David Streitfeld (via NYT/ AFR) | April 22, 2013
Several professors at Texas A&M University know whether students are reading their textbooks thanks to Silicon Valley start-up, CourseSmart.

"The possibilities of harm are ­tremendous if teachers are naïve enough to think these scores mean anything for the vast majority of students," Professor Dede says.

CourseSmart says the data it is collecting now is a beginning. "We'll ultimately show how the student traverses the book," Devine says. "There's a correlation and causality between engagement and success."

There is also correlation, the students are learning, between perception and success.
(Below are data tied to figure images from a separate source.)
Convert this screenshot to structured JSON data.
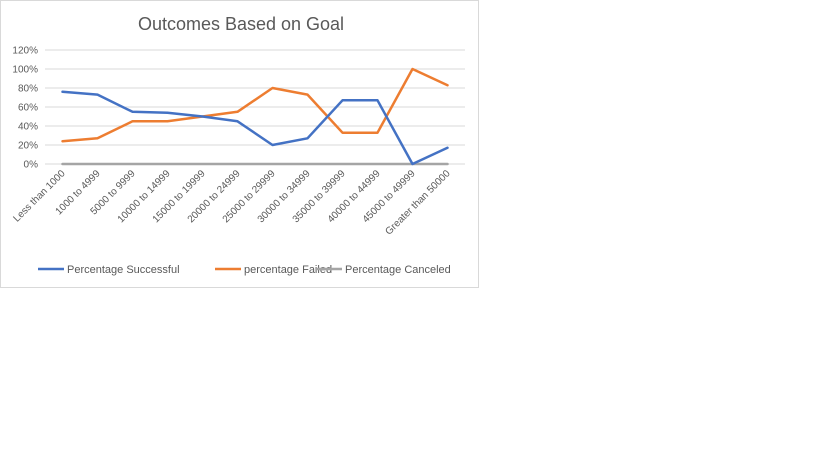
{
  "chart_data": {
    "type": "line",
    "title": "Outcomes Based on Goal",
    "xlabel": "",
    "ylabel": "",
    "categories": [
      "Less than 1000",
      "1000 to 4999",
      "5000 to 9999",
      "10000 to 14999",
      "15000 to 19999",
      "20000 to 24999",
      "25000 to 29999",
      "30000 to 34999",
      "35000 to 39999",
      "40000 to 44999",
      "45000 to 49999",
      "Greater than 50000"
    ],
    "yticks": [
      "0%",
      "20%",
      "40%",
      "60%",
      "80%",
      "100%",
      "120%"
    ],
    "ylim": [
      0,
      1.2
    ],
    "grid": true,
    "legend_position": "bottom",
    "series": [
      {
        "name": "Percentage Successful",
        "color": "#4472c4",
        "values": [
          0.76,
          0.73,
          0.55,
          0.54,
          0.5,
          0.45,
          0.2,
          0.27,
          0.67,
          0.67,
          0.0,
          0.17
        ]
      },
      {
        "name": "percentage Failed",
        "color": "#ed7d31",
        "values": [
          0.24,
          0.27,
          0.45,
          0.45,
          0.5,
          0.55,
          0.8,
          0.73,
          0.33,
          0.33,
          1.0,
          0.83
        ]
      },
      {
        "name": "Percentage Canceled",
        "color": "#a5a5a5",
        "values": [
          0,
          0,
          0,
          0,
          0,
          0,
          0,
          0,
          0,
          0,
          0,
          0
        ]
      }
    ]
  }
}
Hillary Torres, a senior, is a good student with a low engagement index, probably because she is taking notes into a computer file not being tracked.

This could be a problem; she is a member of the Society for Human Resource Management, whose local chapter is advised by Mr Guardia.

"If he looks and sees, 'Hillary is not really reading as much as I thought', does that give him a negative image of me?" she said. "His opinion really matters. Maybe I need to change my study habits."

After two months of using the system, Guardia is coming to some conclusions of his own. His students generally are scoring well on tests and assignments. In the old days, that might have reassured him but their engagement indexes are low.

"Maybe the course is too easy and I need to challenge them a bit more," Guardia says. "Or maybe the textbooks are not as good as I thought."